Ils disent qu’auparavant ils formaient une communauté, se sentaient comme d’une famille. Ils avaient l’habitude de se rendre visite et passer de bons moments ensemble. Les cabanes n’étant pas collées les unes aux autres, il y avait moins d’intrusion et d’immixtion dans leur vie de famille. A présent, les gens ont du mal à se faire confiance. Ils disent que l’unité entre voisins n’est plus ce qu’elle était.

Un nouveau projet bâti ensemble De cette mauvaise expérience de partenariat, notre association essaie de tirer des leçons pour reprendre la construction de logements pour ces familles. Nous allons associer les familles à la conception des maisons. La taille des familles sera prise en compte dans le calcul de la surface habitable des nouvelles maisons, et celles-ci ne seront plus attenantes. A travers leurs remarques sur les vices de construction du projet précédent, nous avons su qu’un certain nombre de personnes de la communauté s’y connaissaient en bâtiment. C’est pourquoi, nous comptons proposer cette fois aux familles de contribuer par leur temps et leur travail à la construction des futures maisons. Elles auront ainsi leur mot à dire à toutes les étapes du projet.

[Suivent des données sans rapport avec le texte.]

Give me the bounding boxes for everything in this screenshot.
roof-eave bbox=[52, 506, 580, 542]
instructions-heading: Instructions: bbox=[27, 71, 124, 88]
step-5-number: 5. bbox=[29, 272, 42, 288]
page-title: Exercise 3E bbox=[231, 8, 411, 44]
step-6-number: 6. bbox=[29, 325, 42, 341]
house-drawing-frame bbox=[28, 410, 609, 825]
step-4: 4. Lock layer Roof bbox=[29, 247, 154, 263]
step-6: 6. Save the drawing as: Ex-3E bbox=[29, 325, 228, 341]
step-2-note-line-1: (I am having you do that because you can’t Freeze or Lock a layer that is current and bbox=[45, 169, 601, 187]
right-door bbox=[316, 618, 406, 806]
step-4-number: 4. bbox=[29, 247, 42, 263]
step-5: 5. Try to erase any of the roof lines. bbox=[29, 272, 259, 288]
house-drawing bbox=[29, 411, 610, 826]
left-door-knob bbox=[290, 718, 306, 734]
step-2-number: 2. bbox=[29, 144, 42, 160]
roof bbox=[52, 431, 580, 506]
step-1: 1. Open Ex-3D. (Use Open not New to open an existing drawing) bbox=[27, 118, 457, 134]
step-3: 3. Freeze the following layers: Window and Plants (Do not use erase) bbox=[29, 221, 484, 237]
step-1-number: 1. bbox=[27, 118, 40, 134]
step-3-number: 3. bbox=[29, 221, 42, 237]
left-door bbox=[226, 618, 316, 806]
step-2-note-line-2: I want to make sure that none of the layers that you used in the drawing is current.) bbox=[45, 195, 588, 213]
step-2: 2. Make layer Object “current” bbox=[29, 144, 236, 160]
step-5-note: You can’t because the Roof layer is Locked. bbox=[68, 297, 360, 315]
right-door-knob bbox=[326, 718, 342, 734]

Nous prévoyons sur le lieu un jardin et un terrain de jeu pour les enfants et un foyer pour les adultes. Une place avec des bancs sous les arbres sera aménagée où les habitants pourront se rencontrer et s’amuser ensemble. Les autorités locales ont déjà mis à disposition deux hectares pour ce projet. Pour détendre l’atmosphère et veiller aux bonnes relations entre les gens, nous comptons créer un groupe que nous appellerons « Bâtisseurs de paix ». Il sera composé des personnes de la communauté et des membres du personnel de notre association.

Je rêve que les membres de la communauté soient les créateurs du projet, qu’ils aient eux-mêmes la responsabilité de le mettre en œuvre, de le contrôler et de l’évaluer. Et j’espère que grâce à ce projet les gens pourront reconstruire la confiance et la paix ensemble. J’attends de moi-même et de mes collègues que tout ce que nous faisons avec les familles vienne de l’honnêteté, l’amour, la confiance.